Dancin' & Prancin' album cover
Dancin' & Prancin'


Salsoul Records

Far and away the best disco album fronted by a 50-something musician who got his start before even rock and roll was a thing, Candido’s Dancin’ & Prancin' took a somewhat off-kilter idea — hey, let’s get a veteran Afro-Cuban congalero in the studio and see what we can get happening for the dancefloor — to its ideally feverish conclusion. As one of those LPs that manages to get a ton of mileage out of just four songs — three of which push past the nine-minute mark — Dancin’ & Prancin' thrives because it feels like a big-budget studio-session group letting their freeform jam-session tendencies loose.

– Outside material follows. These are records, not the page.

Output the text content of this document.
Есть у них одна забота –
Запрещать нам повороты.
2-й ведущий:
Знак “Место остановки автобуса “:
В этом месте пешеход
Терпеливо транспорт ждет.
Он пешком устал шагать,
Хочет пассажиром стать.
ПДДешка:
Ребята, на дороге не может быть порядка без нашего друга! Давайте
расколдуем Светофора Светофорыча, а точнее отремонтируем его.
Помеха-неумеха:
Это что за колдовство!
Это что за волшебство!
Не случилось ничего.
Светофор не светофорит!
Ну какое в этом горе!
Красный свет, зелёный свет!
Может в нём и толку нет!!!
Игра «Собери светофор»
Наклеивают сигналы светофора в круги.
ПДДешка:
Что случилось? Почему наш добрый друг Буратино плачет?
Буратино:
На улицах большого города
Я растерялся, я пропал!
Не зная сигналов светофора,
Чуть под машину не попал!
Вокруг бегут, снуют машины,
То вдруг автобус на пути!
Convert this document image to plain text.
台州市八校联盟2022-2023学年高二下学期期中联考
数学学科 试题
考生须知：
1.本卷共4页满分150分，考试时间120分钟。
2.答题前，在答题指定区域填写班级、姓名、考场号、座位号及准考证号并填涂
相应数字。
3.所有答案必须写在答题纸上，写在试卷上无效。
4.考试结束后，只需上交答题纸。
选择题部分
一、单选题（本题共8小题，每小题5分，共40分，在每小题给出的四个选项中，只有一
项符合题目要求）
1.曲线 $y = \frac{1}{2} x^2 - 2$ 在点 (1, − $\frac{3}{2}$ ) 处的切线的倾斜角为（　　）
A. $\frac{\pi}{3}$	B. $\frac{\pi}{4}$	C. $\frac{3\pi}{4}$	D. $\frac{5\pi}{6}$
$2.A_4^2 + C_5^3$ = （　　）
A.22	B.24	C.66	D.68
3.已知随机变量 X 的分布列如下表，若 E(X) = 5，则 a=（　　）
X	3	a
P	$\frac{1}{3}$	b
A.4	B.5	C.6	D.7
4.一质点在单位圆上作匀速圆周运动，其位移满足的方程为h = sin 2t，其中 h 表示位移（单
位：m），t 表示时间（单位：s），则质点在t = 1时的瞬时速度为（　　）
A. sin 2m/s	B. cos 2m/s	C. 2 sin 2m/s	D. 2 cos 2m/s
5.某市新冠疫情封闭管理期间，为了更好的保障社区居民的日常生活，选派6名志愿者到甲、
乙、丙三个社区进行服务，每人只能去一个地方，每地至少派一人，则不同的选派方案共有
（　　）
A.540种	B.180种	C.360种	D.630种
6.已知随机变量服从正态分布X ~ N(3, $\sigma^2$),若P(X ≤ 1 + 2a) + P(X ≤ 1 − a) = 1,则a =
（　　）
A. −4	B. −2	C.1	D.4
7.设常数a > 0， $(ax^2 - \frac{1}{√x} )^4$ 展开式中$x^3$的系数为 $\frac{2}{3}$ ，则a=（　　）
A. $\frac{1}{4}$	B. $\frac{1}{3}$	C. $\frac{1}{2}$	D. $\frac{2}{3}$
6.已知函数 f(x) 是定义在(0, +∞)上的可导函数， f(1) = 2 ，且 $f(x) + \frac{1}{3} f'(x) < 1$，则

Candido’s role is crucial, of course; as the man of the hour, his blistering performance through a wide array of Latin percussion provides both a steady rhythmic hand and an unpredictably emphatic sense of dynamic intensity. (The opportunity to hear him go absolutely all-out on Olatunji’s “Jingo” is worth it in itself — he finds pretty much every available space to elaborate between the lines of the 4/4 beat that it feels like a deliberate riposte to disco’s rep for repetition.) But in another, less-heralded way, this is also an excellent Louis Small showcase: the Bronx-rooted Latinaires co-founder makes like the Keith Emerson of Latin soul on three of the four tracks here (“Jingo”, the ebullient title cut, and the muy misterioso “Thousand Finger Man”), riffing off Candido’s percussion with a litany of percussively-propulsive yet melodically lively keyboards ranging from funky clavinet to space-age Arp synths to house-anticipating piano.